Alphabete

Wann hast du das letzte Mal einen Brief geschrieben? Nicht am Computer oder der Schreibmaschine, sondern ganz altmodisch mit der Hand. Ich glaube, bei mir war es vor anderthalb Jahren die Kündigung meines Mietvertrags in Augsburg. Entweder hatte ich kein Druckerpapier mehr oder keine Druckertinte. Aber das soll nicht das Thema sein.

Wir verlernen vielleicht nicht zu schreiben, weil wir nur noch am PC oder Smartphone kommunizieren, aber die Sprache beeinflusst das auf jeden Fall. Zucke nur ich jedesmal innerlich zusammen, wenn jemand „lol“ sagt oder „wtf“? Sagt, nicht schreibt. Aber das soll auch nicht das Thema sein.

Ich habe vor ein paar Wochen in der Süddeutschen gelesen, dass die Chinesen ihre Schrift in zunehmendem Maß nur noch passiv beherrschen, da schriftliche Kommunikation dort wie hier immer mehr über Computer und Smartphones abläuft. Und dort werden die chinesischen Zeichen üblicherweise über ihre Pinyin-Umschrift eingegeben. Man gibt also sozusagen in lateinischen Buchstaben ein, wie das Wort klingt, und dann bekommt man die chinesischen Zeichen angezeigt, die darauf passen, und braucht nur noch das richtige auszuwählen.

Irgendwie erinnert mich das an die Autokorrektur von Smartphones. Verlieren wir dadurch unsere Rechtschreibkenntnisse? Hoffentlich nicht.
Das Problem mit der Rechtschreibung kommt doch meistens daher, dass die Zuordnung der Aussprache eines Worts zu seiner Schreibweise nicht eindeutig ist. Also, dass beispielsweise das Wort „Musik“ genausogut „Muhsiek“ geschrieben werden könnte.
Ich weiß gar nicht, ob es überhaupt je irgendwo ein Alphabet gegeben hat, in dem wirklich alle vorkommenden Laute eindeutig einem Buchstaben zugeordnet waren.

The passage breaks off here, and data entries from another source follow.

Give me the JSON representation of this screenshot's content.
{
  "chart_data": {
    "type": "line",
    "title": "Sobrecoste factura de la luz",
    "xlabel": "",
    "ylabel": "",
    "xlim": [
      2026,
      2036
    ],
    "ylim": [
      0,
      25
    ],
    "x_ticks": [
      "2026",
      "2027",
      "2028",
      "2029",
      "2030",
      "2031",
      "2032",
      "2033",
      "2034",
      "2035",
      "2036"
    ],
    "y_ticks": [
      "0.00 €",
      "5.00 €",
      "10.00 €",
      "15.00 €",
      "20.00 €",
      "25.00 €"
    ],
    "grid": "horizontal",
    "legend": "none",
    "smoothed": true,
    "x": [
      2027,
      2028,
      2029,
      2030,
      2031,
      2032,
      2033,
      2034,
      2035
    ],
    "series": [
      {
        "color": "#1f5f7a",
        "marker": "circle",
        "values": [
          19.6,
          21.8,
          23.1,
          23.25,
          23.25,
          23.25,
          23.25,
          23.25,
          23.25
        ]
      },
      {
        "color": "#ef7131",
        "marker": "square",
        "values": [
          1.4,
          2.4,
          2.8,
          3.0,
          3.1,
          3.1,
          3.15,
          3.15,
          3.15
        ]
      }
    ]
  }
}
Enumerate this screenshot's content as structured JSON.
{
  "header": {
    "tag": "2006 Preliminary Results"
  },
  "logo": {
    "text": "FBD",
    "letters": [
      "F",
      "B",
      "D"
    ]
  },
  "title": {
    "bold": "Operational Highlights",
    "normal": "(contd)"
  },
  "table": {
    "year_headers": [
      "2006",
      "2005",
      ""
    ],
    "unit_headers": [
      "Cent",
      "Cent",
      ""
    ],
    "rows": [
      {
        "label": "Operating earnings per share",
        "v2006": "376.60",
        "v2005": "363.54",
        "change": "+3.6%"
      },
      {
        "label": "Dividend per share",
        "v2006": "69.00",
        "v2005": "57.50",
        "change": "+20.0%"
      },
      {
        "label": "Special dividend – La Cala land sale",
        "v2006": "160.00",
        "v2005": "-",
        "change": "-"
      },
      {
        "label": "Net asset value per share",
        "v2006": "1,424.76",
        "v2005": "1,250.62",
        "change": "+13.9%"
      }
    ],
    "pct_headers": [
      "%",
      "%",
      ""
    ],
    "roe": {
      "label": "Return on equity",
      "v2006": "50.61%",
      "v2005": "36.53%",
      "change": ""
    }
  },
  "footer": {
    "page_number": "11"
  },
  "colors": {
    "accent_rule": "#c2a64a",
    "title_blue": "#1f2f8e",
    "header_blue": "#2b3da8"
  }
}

Üblicherweise hat man ja das Alphabet aus einer anderen Sprache übernommen und angepasst. Unser Alphabet ist ja (bis auf ß, ä, ö und ü) das lateinische Alphabet, das die Römer von den Etruskern hatten, deren Alphabet auf dem Griechischen basiert, die sich wiederum bei den Phöniziern bedient haben, usw…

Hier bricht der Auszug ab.